La diversification des chaînes d’approvisionnement après le COVID pourrait donc profiter à des pays comme les Philippines ou l’Inde, ont indiqué les panélistes, car ils pourraient reprendre une partie du rôle de la Chine dans les chaînes d’approvisionnement. Ces changements ont déjà commencé à redistribuer les rôles dans les chaînes d’approvisionnement internationales. Le souhait de pays comme les États-Unis et le Canada de rapprocher les chaînes d’approvisionnement de leur territoire profiterait par exemple à un pays comme le Mexique.
Le modérateur de la session, Frédéric Sicre, Associé directeur de Tardis Advisors, a ainsi mis en lumière cette conception changeante des marchés émergents, en mentionnant l’acronyme BIMCHIP (Brésil, Inde, Mexique, Chili, Indonésie et Pérou) comme une alternative possible des BRICS.

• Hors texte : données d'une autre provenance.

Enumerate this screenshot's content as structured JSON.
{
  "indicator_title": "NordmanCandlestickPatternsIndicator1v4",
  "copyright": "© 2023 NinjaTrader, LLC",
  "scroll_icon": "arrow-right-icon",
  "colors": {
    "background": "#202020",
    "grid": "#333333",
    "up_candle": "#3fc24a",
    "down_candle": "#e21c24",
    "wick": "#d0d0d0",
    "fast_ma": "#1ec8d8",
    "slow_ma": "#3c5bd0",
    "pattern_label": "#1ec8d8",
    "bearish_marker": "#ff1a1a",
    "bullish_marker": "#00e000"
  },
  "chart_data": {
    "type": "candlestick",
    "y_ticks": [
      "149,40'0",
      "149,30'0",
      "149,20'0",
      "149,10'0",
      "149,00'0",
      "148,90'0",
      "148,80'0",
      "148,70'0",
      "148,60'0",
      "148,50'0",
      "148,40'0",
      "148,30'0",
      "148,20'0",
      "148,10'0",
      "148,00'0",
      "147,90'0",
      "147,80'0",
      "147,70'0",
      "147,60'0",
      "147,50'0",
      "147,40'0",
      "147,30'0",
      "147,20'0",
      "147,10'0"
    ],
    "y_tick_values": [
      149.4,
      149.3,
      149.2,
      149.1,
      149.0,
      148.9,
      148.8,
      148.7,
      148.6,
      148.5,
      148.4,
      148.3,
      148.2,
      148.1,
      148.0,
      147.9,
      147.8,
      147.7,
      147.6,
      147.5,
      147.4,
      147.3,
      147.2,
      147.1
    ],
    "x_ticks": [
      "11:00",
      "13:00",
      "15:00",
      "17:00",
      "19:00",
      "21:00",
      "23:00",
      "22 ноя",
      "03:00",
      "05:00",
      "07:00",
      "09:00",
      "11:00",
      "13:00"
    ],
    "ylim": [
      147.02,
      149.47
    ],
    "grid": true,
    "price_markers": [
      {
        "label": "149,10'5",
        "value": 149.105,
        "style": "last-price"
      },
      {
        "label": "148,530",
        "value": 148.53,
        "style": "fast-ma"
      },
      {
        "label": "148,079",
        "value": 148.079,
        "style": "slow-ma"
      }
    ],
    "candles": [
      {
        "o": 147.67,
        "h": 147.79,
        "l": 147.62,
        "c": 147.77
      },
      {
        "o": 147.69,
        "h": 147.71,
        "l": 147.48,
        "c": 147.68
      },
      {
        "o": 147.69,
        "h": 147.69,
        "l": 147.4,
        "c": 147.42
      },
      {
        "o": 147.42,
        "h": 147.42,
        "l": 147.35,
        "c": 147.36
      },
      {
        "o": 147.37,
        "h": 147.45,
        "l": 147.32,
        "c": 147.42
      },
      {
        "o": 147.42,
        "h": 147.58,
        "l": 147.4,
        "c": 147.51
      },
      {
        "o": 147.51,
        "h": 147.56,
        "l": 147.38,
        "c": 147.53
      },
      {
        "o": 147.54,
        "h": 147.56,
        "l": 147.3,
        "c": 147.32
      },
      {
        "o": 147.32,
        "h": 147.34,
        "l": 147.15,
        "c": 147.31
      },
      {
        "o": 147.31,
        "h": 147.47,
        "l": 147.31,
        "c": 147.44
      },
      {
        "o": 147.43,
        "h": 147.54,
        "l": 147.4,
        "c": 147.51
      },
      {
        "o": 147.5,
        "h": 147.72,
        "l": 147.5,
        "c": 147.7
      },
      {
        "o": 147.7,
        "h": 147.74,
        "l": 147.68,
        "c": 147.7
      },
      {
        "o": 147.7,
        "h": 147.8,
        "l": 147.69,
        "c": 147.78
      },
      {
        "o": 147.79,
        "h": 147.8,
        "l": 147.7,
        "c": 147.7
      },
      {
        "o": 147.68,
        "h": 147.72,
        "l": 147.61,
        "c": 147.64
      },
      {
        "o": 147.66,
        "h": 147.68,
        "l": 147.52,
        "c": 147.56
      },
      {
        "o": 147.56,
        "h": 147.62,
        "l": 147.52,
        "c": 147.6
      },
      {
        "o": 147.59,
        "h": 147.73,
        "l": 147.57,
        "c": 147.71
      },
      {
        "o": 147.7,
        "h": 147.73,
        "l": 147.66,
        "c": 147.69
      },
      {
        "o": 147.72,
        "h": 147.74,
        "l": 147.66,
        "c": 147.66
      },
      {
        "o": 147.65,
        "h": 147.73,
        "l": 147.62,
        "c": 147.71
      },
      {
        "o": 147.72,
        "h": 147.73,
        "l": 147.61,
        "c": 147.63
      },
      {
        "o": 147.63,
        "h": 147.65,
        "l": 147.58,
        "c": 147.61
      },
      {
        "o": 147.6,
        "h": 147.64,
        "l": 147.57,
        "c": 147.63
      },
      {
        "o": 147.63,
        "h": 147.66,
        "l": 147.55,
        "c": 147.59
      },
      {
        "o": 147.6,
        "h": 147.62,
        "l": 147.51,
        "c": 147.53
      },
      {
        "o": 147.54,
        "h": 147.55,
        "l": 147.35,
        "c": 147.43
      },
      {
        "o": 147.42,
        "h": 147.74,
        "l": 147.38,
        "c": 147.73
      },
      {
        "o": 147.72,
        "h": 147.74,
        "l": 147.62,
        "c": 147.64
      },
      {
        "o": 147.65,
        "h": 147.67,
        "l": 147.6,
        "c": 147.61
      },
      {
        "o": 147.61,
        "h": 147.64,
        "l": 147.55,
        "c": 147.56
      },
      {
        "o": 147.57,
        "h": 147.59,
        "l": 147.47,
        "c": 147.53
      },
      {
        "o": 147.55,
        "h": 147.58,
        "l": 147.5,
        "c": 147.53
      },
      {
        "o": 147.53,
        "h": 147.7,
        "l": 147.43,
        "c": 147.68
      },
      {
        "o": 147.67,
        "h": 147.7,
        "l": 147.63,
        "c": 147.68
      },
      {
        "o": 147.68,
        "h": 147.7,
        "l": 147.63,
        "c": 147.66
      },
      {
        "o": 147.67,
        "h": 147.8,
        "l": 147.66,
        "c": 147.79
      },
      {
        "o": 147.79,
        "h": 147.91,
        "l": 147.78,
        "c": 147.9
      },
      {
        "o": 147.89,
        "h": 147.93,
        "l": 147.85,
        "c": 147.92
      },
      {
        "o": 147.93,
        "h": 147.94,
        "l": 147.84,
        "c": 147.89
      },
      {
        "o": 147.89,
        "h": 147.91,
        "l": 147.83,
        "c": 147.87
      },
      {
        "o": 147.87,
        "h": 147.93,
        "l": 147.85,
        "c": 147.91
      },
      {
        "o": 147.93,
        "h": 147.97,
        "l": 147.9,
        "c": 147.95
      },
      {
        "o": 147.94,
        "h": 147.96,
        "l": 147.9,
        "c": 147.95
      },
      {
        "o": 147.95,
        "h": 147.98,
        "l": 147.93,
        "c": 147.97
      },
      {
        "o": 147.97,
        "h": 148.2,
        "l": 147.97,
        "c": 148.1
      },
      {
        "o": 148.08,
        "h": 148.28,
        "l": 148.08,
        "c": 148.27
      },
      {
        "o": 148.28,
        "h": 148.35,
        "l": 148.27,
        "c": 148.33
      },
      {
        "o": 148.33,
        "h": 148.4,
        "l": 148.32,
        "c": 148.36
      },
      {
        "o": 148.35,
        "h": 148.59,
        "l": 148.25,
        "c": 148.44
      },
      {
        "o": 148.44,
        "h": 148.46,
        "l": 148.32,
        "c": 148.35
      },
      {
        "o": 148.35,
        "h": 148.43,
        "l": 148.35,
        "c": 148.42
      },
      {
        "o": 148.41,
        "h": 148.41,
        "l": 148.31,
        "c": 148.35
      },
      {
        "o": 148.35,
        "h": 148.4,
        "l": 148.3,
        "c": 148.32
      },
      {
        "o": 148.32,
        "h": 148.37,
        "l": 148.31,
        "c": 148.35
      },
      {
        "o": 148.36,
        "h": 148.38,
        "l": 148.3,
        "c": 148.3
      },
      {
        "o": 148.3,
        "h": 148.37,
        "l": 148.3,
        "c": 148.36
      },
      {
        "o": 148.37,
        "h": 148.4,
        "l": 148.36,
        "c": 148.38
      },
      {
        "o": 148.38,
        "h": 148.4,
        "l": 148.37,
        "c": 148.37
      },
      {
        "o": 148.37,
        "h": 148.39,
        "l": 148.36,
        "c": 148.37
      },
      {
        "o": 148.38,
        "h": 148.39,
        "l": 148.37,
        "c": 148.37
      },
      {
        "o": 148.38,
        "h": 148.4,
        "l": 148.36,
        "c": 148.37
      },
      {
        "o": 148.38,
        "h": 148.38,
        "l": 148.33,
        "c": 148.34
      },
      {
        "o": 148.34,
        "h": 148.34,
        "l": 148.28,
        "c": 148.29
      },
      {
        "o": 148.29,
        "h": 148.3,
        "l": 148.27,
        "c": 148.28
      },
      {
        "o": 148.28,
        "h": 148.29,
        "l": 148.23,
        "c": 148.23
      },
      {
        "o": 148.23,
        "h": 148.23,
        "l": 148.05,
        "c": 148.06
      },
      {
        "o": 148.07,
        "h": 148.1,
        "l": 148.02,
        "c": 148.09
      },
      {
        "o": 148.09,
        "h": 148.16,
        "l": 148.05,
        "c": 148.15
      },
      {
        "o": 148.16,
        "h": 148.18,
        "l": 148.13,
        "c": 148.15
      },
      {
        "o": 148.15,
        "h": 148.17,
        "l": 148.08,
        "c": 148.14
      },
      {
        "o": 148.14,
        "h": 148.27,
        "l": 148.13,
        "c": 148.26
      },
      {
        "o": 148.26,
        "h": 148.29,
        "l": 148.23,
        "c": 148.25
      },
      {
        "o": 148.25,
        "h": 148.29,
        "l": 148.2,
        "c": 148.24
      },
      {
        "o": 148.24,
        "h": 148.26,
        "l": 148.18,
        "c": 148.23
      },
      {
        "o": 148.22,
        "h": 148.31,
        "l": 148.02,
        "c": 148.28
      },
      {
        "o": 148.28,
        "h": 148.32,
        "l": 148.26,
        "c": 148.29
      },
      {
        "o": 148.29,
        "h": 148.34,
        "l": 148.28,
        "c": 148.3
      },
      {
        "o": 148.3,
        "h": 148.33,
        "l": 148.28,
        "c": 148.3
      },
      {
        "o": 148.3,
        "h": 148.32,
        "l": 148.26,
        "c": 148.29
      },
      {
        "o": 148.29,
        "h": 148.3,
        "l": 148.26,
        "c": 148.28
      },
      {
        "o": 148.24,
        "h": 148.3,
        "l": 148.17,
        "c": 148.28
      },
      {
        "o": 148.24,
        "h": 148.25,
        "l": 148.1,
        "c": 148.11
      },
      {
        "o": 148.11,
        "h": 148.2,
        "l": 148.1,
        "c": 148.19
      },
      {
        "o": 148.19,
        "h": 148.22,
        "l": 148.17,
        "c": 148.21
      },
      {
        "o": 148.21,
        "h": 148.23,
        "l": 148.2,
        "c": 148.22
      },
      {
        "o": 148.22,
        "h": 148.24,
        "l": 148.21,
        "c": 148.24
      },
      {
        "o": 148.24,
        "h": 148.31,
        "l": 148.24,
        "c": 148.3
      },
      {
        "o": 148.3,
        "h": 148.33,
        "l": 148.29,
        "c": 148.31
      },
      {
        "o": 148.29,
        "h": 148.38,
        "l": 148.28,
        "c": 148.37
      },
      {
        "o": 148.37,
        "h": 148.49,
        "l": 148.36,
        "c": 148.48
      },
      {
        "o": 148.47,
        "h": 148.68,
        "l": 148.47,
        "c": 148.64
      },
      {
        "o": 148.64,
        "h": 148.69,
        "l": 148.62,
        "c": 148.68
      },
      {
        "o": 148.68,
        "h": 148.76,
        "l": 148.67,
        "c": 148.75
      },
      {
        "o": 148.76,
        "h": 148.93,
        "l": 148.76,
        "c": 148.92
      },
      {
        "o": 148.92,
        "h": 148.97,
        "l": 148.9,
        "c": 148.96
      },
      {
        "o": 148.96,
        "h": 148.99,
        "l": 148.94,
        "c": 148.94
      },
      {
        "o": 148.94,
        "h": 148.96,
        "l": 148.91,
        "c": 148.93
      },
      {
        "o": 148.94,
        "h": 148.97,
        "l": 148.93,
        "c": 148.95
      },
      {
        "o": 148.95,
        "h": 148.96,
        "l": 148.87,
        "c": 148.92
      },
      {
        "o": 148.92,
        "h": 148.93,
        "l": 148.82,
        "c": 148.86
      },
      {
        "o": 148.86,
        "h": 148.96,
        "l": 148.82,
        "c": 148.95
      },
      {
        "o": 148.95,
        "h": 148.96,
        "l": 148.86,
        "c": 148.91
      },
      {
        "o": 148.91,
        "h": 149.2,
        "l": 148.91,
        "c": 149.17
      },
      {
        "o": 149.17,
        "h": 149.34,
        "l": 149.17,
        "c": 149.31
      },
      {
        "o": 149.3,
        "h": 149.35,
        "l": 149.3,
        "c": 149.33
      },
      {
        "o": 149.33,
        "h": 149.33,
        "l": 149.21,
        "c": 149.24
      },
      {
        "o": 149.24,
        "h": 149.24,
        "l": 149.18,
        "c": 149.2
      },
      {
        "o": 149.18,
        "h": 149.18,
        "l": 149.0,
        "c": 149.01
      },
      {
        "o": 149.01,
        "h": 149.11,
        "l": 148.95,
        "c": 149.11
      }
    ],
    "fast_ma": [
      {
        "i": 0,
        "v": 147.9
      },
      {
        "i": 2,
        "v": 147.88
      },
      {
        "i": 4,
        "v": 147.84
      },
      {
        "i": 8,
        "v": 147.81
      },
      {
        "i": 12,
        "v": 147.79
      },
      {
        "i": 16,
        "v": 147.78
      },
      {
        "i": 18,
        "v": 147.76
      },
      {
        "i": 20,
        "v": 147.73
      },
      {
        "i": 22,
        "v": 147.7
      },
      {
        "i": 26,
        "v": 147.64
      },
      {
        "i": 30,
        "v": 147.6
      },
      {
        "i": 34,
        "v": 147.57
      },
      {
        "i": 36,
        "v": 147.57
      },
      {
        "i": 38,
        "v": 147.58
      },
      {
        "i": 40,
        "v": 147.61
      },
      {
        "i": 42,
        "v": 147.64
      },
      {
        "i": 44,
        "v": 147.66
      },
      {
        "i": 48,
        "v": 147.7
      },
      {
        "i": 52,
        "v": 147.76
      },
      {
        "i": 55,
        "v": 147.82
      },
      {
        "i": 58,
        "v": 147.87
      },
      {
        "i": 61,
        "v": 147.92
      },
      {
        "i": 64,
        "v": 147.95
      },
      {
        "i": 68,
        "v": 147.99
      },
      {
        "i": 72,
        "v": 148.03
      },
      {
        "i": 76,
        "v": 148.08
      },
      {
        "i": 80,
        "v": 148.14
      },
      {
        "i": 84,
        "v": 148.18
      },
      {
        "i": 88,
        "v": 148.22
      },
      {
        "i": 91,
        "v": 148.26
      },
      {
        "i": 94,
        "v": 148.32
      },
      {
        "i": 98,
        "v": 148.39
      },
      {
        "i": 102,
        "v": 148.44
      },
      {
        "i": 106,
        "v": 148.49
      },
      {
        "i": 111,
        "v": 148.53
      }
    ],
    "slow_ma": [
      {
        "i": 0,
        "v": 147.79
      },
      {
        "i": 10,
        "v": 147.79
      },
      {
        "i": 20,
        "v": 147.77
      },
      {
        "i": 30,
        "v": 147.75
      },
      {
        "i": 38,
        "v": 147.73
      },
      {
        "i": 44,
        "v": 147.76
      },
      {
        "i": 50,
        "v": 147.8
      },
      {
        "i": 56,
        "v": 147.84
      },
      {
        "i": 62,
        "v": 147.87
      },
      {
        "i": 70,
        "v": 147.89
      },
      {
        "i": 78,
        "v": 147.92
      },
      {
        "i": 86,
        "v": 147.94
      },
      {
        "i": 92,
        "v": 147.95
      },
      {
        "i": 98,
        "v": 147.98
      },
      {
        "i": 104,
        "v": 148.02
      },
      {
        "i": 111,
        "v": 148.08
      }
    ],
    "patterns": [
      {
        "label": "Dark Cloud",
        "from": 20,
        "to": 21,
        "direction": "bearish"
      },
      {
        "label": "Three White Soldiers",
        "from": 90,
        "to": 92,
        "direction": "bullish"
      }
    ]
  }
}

Les participants ont toutefois également souligné les défis résultant de l’incertitude financière actuelle, compliquant l’accès aux capitaux. Cette incertitude financière réduira le potentiel d’investissement dans les marchés émergents, car les investisseurs donneront la priorité aux investissements moins risqués dans les marchés développés, ont conclu les panélistes.